Newspapers in Spain were free to report on the flu, as they were neutral in the war. In many other European countries, and to some degree the U.S., downplayed the seriousness of the flu to keep the war effort moving ahead. Spain, reporting on its full strength, helped the flu to be known as the Spanish Flu.

In “Rapid response was crucial to containing the 1918 Flu Pandemic: Historical analyses help plan for future pandemics,” the National Institute of Health investigated why some cities were hit harder than others. Why was St. Louis hit so much less than Philadelphia?

The answer was response time and dedication to prevention. Cities that instilled prevention measures within days cut the effects of the flu two times more than cities that waited weeks.

Dr.
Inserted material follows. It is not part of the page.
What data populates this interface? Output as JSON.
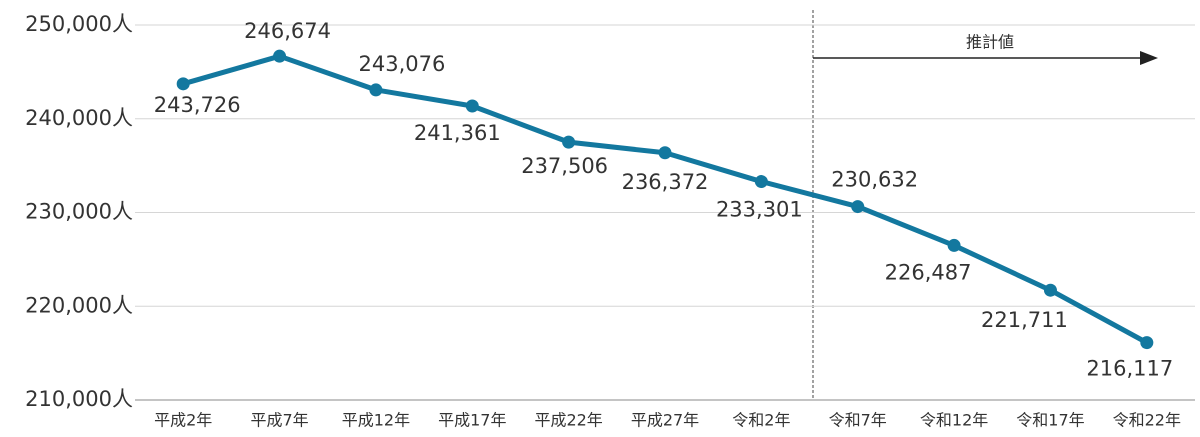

Anthony Fauci intimated that, “These important papers suggest that a primary lesson of the 1918 influenza pandemic is that it is critical to intervene early.”

Fauci then continued, “While researchers are working very hard to develop pandemic influenza vaccines and increase the speed with which they can be made, nonpharmaceutical interventions may buy valuable time at the beginning of a pandemic while a targeted vaccine is being produced.”

“Spanish Flu, or whatever it is…: The paradox of public health in a time of crisis” by Dr. David Rosner explores the lessons learned, and not learned, by the American people and medicine from the Spanish flu.

Dr. Rosner stated that, “Yet, for the most part, despite our advances, the basic means of addressing influenza remain the same as those nearly a century ago. Public health education, isolation, sanitation, lessening congestion, closures, and surveillance are essential tools.”

The Institute of Medicine argued that “public health is defined by ‘What we, as a society, do collectively to assure conditions in which people can be healthy.”

Whether it be the Spanish flu of 1918 and 1919, or COVID-19 of 2019 and 2020, it takes a whole community to come together, play as a team, and keep each other healthy. A pandemic is no time to put individual freedoms above the entire community.

The Spanish Flu was not a hoax, and neither is COVID-19. Wear a mask.